Does ISO Latin 1 address oriental languages like Kanji?  (Come to think of it,
does trigraphs?)
--
====================================================================
David Masterson					Consilium, Inc.
(415) 691-6311					640 Clyde Ct.
uunet!cimshop!davidm				Mtn. View, CA  94043
====================================================================
"If someone thinks they know what I said, then I didn't say it!"

henry@zoo.toronto.edu (Henry Spencer) (11/29/90)

In article <CIMSHOP!DAVIDM.90Nov26181052@uunet.UU.NET> cimshop!davidm@uunet.UU.NET (David S. Masterson) writes:
>Henry> The right answer to national character sets is ISO Latin 1 or
>Henry> equivalent...
>
>Does ISO Latin 1 address oriental languages like Kanji?  (Come to think of it,
>does trigraphs?)

Neither addresses the issue at all.  ISO Latin 1 and its friends deal fairly
well with the small-alphabet languages -- ISO Latin 1 in particular gets very
nearly all the Roman-alphabet languages, although it has to punt to its
siblings for Greek or Cyrillic alphabets -- but they're 8-bit character sets
that haven't a prayer of coping with the large-alphabet languages.  Trigraphs
are just a minimal way of writing C entirely in the ISO 7-bit character set
(of which ASCII and most other 7-bit codes are supersets).

The syntactic perversions that the Danes are pushing don't deal with the
matter either, by the way.  All they do is make trigraphs a bit less ugly.
X3J11 didn't think this was worth the trouble, and neither do I.
-- 
"The average pointer, statistically,    |Henry Spencer at U of Toronto Zoology
points somewhere in X." -Hugh Redelmeier| henry@zoo.toronto.edu   utzoo!henry

birger@eik.ii.uib.no (Birger A. Wathne) (11/29/90)
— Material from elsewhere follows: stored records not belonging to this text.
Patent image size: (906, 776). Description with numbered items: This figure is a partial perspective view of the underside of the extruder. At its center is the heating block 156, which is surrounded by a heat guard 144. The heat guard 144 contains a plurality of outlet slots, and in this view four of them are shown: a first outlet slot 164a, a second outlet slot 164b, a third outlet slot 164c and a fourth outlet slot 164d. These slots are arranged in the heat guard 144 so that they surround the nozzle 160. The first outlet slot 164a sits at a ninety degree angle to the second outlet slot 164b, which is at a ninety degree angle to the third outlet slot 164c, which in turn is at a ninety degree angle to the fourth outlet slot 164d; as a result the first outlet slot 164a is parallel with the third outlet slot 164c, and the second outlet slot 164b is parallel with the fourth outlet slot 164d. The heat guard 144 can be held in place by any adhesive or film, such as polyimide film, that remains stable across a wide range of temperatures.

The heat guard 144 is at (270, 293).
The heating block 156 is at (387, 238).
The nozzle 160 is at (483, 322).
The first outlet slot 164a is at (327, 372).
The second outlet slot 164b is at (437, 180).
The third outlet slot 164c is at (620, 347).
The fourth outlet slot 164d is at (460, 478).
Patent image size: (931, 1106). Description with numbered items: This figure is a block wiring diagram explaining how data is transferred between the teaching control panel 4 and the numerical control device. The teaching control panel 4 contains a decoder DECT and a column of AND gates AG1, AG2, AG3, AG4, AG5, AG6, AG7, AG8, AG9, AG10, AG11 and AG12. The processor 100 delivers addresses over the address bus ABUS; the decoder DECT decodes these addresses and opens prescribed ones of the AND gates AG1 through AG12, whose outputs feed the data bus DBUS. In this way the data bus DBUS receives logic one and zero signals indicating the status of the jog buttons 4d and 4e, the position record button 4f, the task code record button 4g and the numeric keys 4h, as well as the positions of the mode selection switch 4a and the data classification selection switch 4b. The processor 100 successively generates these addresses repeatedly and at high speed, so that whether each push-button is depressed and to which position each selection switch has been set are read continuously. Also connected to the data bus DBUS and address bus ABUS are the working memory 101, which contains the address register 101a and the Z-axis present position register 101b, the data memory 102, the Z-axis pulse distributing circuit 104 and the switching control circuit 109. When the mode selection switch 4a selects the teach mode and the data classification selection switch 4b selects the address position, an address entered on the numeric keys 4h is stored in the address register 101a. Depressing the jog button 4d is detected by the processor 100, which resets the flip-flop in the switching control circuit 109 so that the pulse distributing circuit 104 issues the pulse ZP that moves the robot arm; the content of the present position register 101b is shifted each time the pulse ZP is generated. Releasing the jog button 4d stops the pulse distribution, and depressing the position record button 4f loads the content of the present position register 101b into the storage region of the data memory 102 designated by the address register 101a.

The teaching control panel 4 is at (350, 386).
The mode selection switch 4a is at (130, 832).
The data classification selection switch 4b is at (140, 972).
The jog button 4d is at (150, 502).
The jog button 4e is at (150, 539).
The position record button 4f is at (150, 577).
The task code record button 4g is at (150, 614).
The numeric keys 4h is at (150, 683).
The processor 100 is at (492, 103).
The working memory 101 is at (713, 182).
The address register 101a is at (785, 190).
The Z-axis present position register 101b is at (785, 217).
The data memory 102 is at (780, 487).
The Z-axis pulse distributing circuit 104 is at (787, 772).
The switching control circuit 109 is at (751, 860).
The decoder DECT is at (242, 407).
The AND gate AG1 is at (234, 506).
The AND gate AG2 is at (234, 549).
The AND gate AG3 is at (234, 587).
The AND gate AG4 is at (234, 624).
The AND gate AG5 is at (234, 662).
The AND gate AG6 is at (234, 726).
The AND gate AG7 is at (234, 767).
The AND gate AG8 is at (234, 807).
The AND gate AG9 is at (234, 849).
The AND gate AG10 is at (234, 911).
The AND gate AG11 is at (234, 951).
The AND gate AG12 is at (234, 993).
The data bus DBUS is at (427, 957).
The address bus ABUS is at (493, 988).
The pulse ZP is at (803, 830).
Perhaps one should support ISO 2022 for switching between the 8859 (ISO latin) character sets as well?

-- 
     ____       ____    ____    ____   ____   birger@ii.uib.no
    /   /   /  /   /   /   /   /      /   /   
   /   /   /  /   /   /   /   /      /   /    Birger A. Wathne
  /---    /  /---    /  __   /---   /---      Blekenberg 14
 /    /  /  /    /  /    /  /      /    /     N-5037 SOLHEIMSVIK
/____/  /  /    /  /____/  /____  /    /      tlf: +47-5-20 00 62

doconnor@titania.srg.UUCP (Dennis O'Connor x4982 room 6-230N) (12/06/90)

With respect to Japanese character sets :

There are four character sets used in Japan :

	Kanji : 2000+ common characters, plus more uncommon ones. Most adults
	can read and write Kanji. Every "character" stands for a complete
	word or concept.

	Hiragana (sp?) : about 150 characters, I think. Used to phonetically
	spell out words that are native to the Japanese language.

	Katakana : again, about 150 characters. Used to phonetically spell
	out words that have been imported into Japanese from foriegn languages.

	Most young children know the two kana character sets, as do most
	adults of course. Once you've learned to write in katakana and hiragana
	you can write like a third grader. Few adult Japanese would wish to.

	Kanji symbols are derived the Chinese alphabet. Katakana and Hiragana
	are simplifications of Kanji symbols.

	"Romanji" : the Roman alphabet. I'm not sure when, who, et cetera.

keld@login.dkuug.dk (Keld J|rn Simonsen) (12/06/90)

doconnor@titania.srg.UUCP (Dennis O'Connor x4982 room 6-230N) writes:


>With respect to Japanese character sets :

>There are four character sets used in Japan :

>	Kanji : 2000+ common characters, plus more uncommon ones. Most adults
>	can read and write Kanji. Every "character" stands for a complete
>	word or concept.

>	Hiragana (sp?) : about 150 characters, I think. Used to phonetically
>	spell out words that are native to the Japanese language.

>	Katakana : again, about 150 characters. Used to phonetically spell
>	out words that have been imported into Japanese from foriegn languages.

The character sets I have seen has 86 katakana and 83 hiragana characters.
But then I am talking about "encoded character sets" like 8859-1 etc,
not the "character set repertoire" which is an abstract kind of guy.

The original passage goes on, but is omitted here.